Regulation is the responsibility of the executive branch, not the legislative body, and there is no analogous regulatory mechanism in international law. The current issue is one that is far too deeply embedded in the realm of politics. This is doubtful that international law would be able to compel States to behave in a certain way, at least on a general level. However, international law can serve to publicize the plight of refugees and provide a platform on which their rights can be discussed. It also offers means of indirect, if not direct, legal protection. International refugee law is strongly reinforced by human rights law as well as by regional and municipal law, but still lacks sufficient certainty and general application. This is why the international community as a whole, while it has been able to offer substantial help to asylum seekers, has also had some glaring failures. Thus, I conclude that international law will never be able to effectively ‘manage’ refugee crises.
The conclusion is that refugees belong to the mainstream of history rather than to the margins. Wars, revolutions and state-building take on a new meaning when examined through the prism of population displacement. Today, the refugee problem is profoundly different. The persecutors are not vanquished or dead governments. Instead, the persecutors are the current governors, who may rely on the rights of authority when causing or helping to establish refugee crises.
Refugees may flee to save their skin, but others have been intentionally targeted, expelled or ‘transferred’ by the State.
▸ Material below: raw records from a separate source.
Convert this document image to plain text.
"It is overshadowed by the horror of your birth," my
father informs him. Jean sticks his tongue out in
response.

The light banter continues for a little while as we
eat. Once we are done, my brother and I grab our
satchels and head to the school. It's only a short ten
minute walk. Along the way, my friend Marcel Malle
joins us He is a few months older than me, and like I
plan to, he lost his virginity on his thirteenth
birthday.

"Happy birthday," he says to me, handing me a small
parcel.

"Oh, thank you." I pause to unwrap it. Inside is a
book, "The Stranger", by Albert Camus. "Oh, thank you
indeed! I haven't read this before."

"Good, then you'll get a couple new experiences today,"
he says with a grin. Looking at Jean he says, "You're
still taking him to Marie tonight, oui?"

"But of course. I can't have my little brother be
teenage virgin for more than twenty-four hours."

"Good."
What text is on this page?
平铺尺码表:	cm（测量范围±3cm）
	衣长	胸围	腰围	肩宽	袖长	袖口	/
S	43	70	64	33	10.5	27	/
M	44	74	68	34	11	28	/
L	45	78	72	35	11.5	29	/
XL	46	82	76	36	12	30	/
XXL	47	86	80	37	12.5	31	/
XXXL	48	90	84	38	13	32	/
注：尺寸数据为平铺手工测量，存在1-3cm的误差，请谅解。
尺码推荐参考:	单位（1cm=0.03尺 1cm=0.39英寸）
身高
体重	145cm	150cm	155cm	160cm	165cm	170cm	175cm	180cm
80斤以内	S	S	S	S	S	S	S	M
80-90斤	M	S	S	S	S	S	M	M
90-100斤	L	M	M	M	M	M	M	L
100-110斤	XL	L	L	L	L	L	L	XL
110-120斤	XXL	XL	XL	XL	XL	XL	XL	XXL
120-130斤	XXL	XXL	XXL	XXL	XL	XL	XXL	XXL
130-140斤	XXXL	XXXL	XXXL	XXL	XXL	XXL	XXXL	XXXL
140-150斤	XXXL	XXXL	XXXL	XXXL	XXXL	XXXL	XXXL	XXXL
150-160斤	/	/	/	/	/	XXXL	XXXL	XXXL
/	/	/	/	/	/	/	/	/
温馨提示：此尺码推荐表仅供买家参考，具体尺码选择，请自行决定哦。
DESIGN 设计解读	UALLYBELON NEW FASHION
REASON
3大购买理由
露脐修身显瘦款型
Refugees did not hesitate to assert claims of recognition and to participate in the preparation of explanations for their displacement. History directs our attention to the way in which refugees have been represented by others and to the way in which they have valued themselves. Humanitarian assistance is often part of this picture, but it has also been overshadowed by myths about the vulnerability of refugees. The conclusion of this study is that the humanitarian principle of refugee law severely limits, and even undermines a pragmatic solution to the refugee problem and that the problem becomes more manageable if it is viewed as a question of ties and responsibilities between States.